Home Vegetable Garden Guide

Planting Seeds in the Garden

If your climate allows, starting seeds directly in your garden is the easiest and least expensive way to start your garden. Vegetables that will grow from seed in your climate will need to mature within the span of your growing season. These seedlings may take a bit longer to grow, which makes them more susceptible to weather conditions than transplanting from indoors. The key to successfully starting seeds directly in the garden is soil preparation.

Preparing Rows

There are as many different row arrangements as there are plants to choose from.

SINGLE ROWS: Planting in a single row is most common seed arrangement. This arrangement is easy to maintain, organize and allows plenty of space to attend and harvest vegetables if space properly.

WIDE ROWS: Vegetables such as beets, carrots, collards, kale, leaf lettuce, mustard, radishes, and spinach will benefit from wide rows as opposed to single rows. These types of rows should be no wider than 36" to make it easy to maintain and harvest vegetables. This also helps conserve space and water requirements.

TRENCH: Trench planting is beneficial to underground plants, and even tomato starter plants. Set up much like single rows, just dig the trench about a foot wide and deep.
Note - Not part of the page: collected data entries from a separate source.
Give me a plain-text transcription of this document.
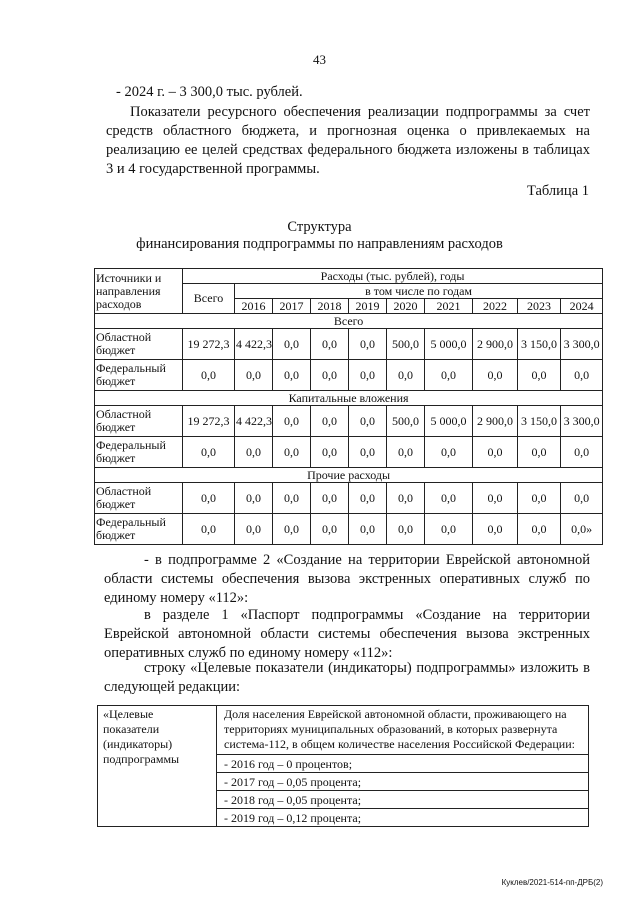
43
- 2024 г. – 3 300,0 тыс. рублей.

Показатели ресурсного обеспечения реализации подпрограммы за счет средств областного бюджета, и прогнозная оценка о привлекаемых на реализацию ее целей средствах федерального бюджета изложены в таблицах 3 и 4 государственной программы.

Таблица 1
Структура
финансирования подпрограммы по направлениям расходов
Источники и направления расходов	Расходы (тыс. рублей), годы									
	Всего	в том числе по годам								
		2016	2017	2018	2019	2020	2021	2022	2023	2024
Всего										
Областной бюджет	19 272,3	4 422,3	0,0	0,0	0,0	500,0	5 000,0	2 900,0	3 150,0	3 300,0
Федеральный бюджет	0,0	0,0	0,0	0,0	0,0	0,0	0,0	0,0	0,0	0,0
Капитальные вложения										
Областной бюджет	19 272,3	4 422,3	0,0	0,0	0,0	500,0	5 000,0	2 900,0	3 150,0	3 300,0
Федеральный бюджет	0,0	0,0	0,0	0,0	0,0	0,0	0,0	0,0	0,0	0,0
Прочие расходы										
Областной бюджет	0,0	0,0	0,0	0,0	0,0	0,0	0,0	0,0	0,0	0,0
Федеральный бюджет	0,0	0,0	0,0	0,0	0,0	0,0	0,0	0,0	0,0	0,0»

- в подпрограмме 2 «Создание на территории Еврейской автономной области системы обеспечения вызова экстренных оперативных служб по единому номеру «112»:

в разделе 1 «Паспорт подпрограммы «Создание на территории Еврейской автономной области системы обеспечения вызова экстренных оперативных служб по единому номеру «112»:

строку «Целевые показатели (индикаторы) подпрограммы» изложить в следующей редакции:

«Целевые показатели (индикаторы) подпрограммы	
Доля населения Еврейской автономной области, проживающего на территориях муниципальных образований, в которых развернута система-112, в общем количестве населения Российской Федерации:
- 2016 год – 0 процентов;
- 2017 год – 0,05 процента;
- 2018 год – 0,05 процента;
- 2019 год – 0,12 процента;
Куклев/2021-514-пп-ДРБ(2)
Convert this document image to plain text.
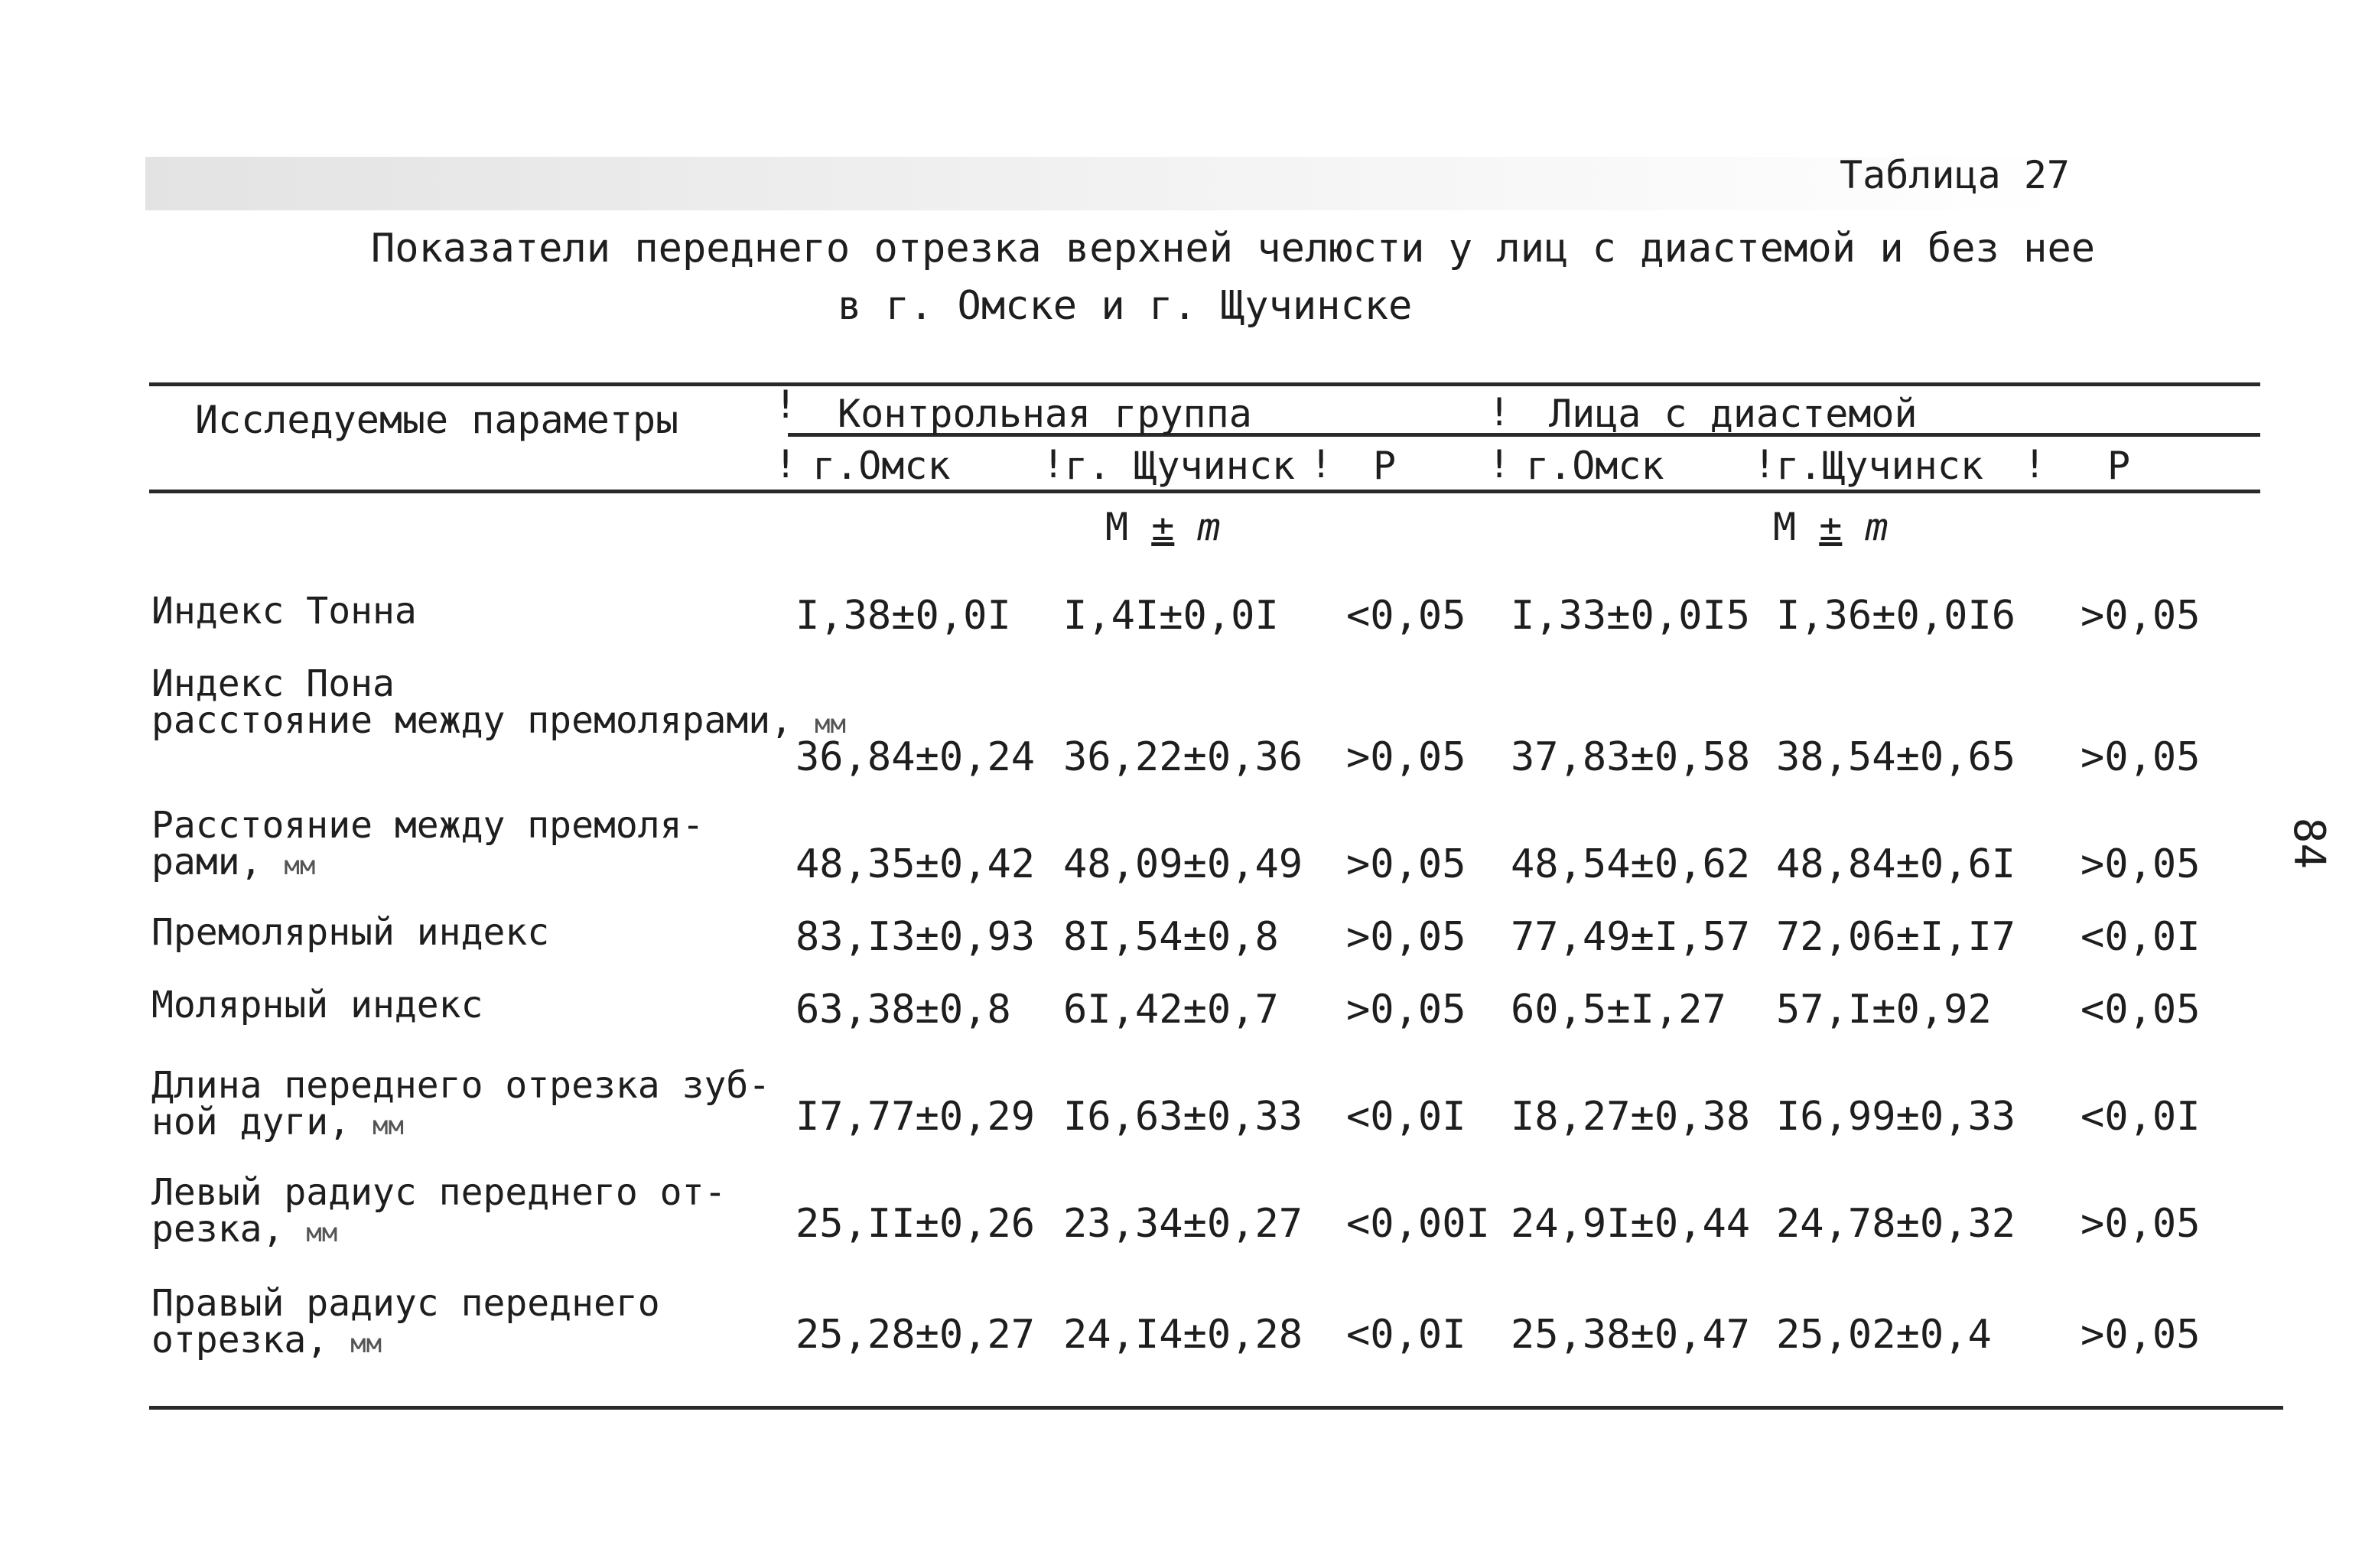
Таблица 27
Показатели переднего отрезка верхней челюсти у лиц с диастемой и без нее
в г. Омске и г. Щучинске
Исследуемые параметры ! Контрольная группа	! Лица с диастемой
! г.Омск ! г. Щучинск ! Р ! г.Омск ! г.Щучинск ! Р
М ± m	М ± m
Индекс Тонна	I,38±0,0I I,4I±0,0I <0,05 I,33±0,0I5 I,36±0,0I6 >0,05
Индекс Пона
расстояние между премолярами, мм
36,84±0,24 36,22±0,36 >0,05 37,83±0,58 38,54±0,65 >0,05
Расстояние между премоля-
рами, мм	48,35±0,42 48,09±0,49 >0,05 48,54±0,62 48,84±0,6I >0,05
Премолярный индекс	83,I3±0,93 8I,54±0,8 >0,05 77,49±I,57 72,06±I,I7 <0,0I
Молярный индекс	63,38±0,8 6I,42±0,7 >0,05 60,5±I,27 57,I±0,92 <0,05
Длина переднего отрезка зуб-
ной дуги, мм	I7,77±0,29 I6,63±0,33 <0,0I I8,27±0,38 I6,99±0,33 <0,0I
Левый радиус переднего от-
резка, мм	25,II±0,26 23,34±0,27 <0,00I 24,9I±0,44 24,78±0,32 >0,05
Правый радиус переднего
отрезка, мм	25,28±0,27 24,I4±0,28 <0,0I 25,38±0,47 25,02±0,4 >0,05
84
INVERTED HILL: Opposite the trench, this method catches and holds extra moisture as well as directing any runoff to the center. Cucumbers, squash and other trailing vegetables benefit from planting in inverted hills. Create an inverted hill by removing an inch of soil from a circle about a foot across creating a shallow depression. Using the soil you've removed, form a rim around the circle. During heavy rainfall the rim falls inward, giving extra protection and anchorage to shallow rooted plants.

BLOCKS: Grouping vegetables in 18 - 36" blocks is also another method allowing easy access to plants.

Don't forget to allow plenty of space between rows or beds for walking and picking vegetables!

Sowing seeds

The seeds will only need enough soil to cover them and supply moisture for germination. Be careful not to bury the seeds too deeply. About 1/4 inch deep should suffice for most vegetable seeds. Sprinkle the seeds evenly into rows.

Spacing is critical to plant growth and yields. If plants are too close, they could produce little or no yield. It's fairly easy to maintain good spacing with larger seeds, but tiny seeds could be a little tricky. After germination, you may need to thin the rows to the proper plant spacing. See some spacing recommendations here.

Cover the seeds with soil and press lightly. Firming will improve contact between the seeds and moist soil. Cover the row with a thin layer of soil, straw, or loose compost to help keep the soil moist.